Usi la categoria della “conversione”. A quale conversione ti riferisci? È il grande tema teologico dell’autocoscienza di Gesù…
Sì, ma non solo teologico. È una questione storica della massima rilevanza, se vogliamo tentare di capire l’uomo di Nazareth, che non è l’attore di un copione celeste e soprannaturale, ma il protagonista della propria umanissima vicenda umana. Il lettore scoprirà che la conversione di Gesù di cui parlo è un cammino in progress di “metanoia”, di cambiamento nel modo di vedere e di sentire i tempi che sta vivendo.
Ci si presentano allora domande decisive. Perché va al Giordano per farsi battezzare come gli israeliti più radicali? Che cos’accade durante la sua permanenza accanto a Giovanni? Come si costituisce progressivamente il gruppo dei discepoli che cominciano a raccogliersi intorno a lui proprio al Giordano? Perché Gesù si separa bruscamente dal Battista e si ritira a Cafarnao, non nel suo villaggio natale? Perché così tante volte ordina ai guariti di non rivelare a nessuno il dono che hanno ricevuto e si scaglia violentemente contro Pietro che a Cesarea di Filippi osa attribuirgli il titolo di figlio del Dio vivente, cioè di Messia?
E quando, se è mai accaduto, Gesù ha accettato il ruolo di Messia, cioè di liberatore (anche armato?) che i discepoli più accesi (Pietro, Giacomo e Giovanni, quelli dell’episodio rivelatore della Trasfigurazione) gli chiedevano di assumere?
Infine, che cosa è successo davvero nella notte del Getsemani? Perché, una volta conclusa la cena, Gesù ordina ai suoi di procurarsi delle armi e loro gli rispondono di averle già con sé? È la notte del grande enigma storico del Getsemani, sul quale tento di fare un po’ di luce...

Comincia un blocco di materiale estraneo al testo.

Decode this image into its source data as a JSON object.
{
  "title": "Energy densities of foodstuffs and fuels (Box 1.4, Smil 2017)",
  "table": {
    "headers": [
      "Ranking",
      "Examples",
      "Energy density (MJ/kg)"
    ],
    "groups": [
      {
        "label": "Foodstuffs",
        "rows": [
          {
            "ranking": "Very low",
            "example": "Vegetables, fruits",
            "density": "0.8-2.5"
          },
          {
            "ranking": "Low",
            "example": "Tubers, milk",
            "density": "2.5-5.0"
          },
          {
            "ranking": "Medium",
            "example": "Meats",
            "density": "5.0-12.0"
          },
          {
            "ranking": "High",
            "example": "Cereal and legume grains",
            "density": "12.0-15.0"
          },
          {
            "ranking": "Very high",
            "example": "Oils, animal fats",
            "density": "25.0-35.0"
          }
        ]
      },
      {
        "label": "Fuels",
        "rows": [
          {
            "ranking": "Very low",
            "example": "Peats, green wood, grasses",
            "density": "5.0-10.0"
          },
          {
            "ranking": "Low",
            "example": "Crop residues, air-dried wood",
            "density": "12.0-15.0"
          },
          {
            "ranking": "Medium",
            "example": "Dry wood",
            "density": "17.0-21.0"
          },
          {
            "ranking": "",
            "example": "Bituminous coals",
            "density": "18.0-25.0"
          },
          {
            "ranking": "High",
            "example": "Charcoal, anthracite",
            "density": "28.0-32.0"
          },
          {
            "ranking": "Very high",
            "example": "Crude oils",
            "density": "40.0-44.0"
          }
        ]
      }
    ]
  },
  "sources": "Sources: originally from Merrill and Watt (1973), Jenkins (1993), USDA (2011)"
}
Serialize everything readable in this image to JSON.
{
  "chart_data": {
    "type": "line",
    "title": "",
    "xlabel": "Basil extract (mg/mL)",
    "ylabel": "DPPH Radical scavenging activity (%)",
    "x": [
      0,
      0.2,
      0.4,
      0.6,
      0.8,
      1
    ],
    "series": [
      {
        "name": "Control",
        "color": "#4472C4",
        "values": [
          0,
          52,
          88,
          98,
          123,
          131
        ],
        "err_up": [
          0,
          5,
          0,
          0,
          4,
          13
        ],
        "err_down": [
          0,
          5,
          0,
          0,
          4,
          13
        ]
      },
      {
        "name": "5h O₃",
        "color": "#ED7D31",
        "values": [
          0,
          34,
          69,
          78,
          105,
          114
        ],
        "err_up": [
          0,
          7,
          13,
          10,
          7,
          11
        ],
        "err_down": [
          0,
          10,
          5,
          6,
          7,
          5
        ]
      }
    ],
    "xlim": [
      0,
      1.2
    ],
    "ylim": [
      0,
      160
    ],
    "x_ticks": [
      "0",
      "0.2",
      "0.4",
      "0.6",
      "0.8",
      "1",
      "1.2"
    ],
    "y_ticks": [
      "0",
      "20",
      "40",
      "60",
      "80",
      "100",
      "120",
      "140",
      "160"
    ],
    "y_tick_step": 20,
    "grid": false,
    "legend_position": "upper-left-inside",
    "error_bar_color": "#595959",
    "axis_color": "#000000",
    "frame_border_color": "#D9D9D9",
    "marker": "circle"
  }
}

Fino all’urlo della croce, quando il vinto Gesù prende atto del fatto che il Padre non è venuto in suo soccorso. Perché è stato abbandonato? Nel riconsegnare la propria vita senza aver visto traccia della venuta del Regno Gesù, a mio avviso, porta a compimento la propria conversione.
Parli della parola “mancante” dei Vangeli. A cosa ti riferisci esattamente?
Proprio alla parola “cristiani” che, come spiegano gli Atti degli Apostoli, fu usato per la prima volta ad Antiochia nel 50 - e in senso derisorio - dagli avversari dei discepoli di Gesù Nazareth che si prendevano gioco di loro additandoli come gli ingenui creduloni che in lui avevano creduto di poter riconoscere il Messia. Letteralmente questa parola andrebbe tradotta con la perifrasi “gli ingenui creduloni che nel crocifisso hanno visto l’inviato di Jahvè”
A quale “conversione” oggi è chiamata la Chiesa?
Sono fermamente convinto che la conversione a cui è chiamata sia proprio quella di essere “sovversiva”, come il suo Maestro.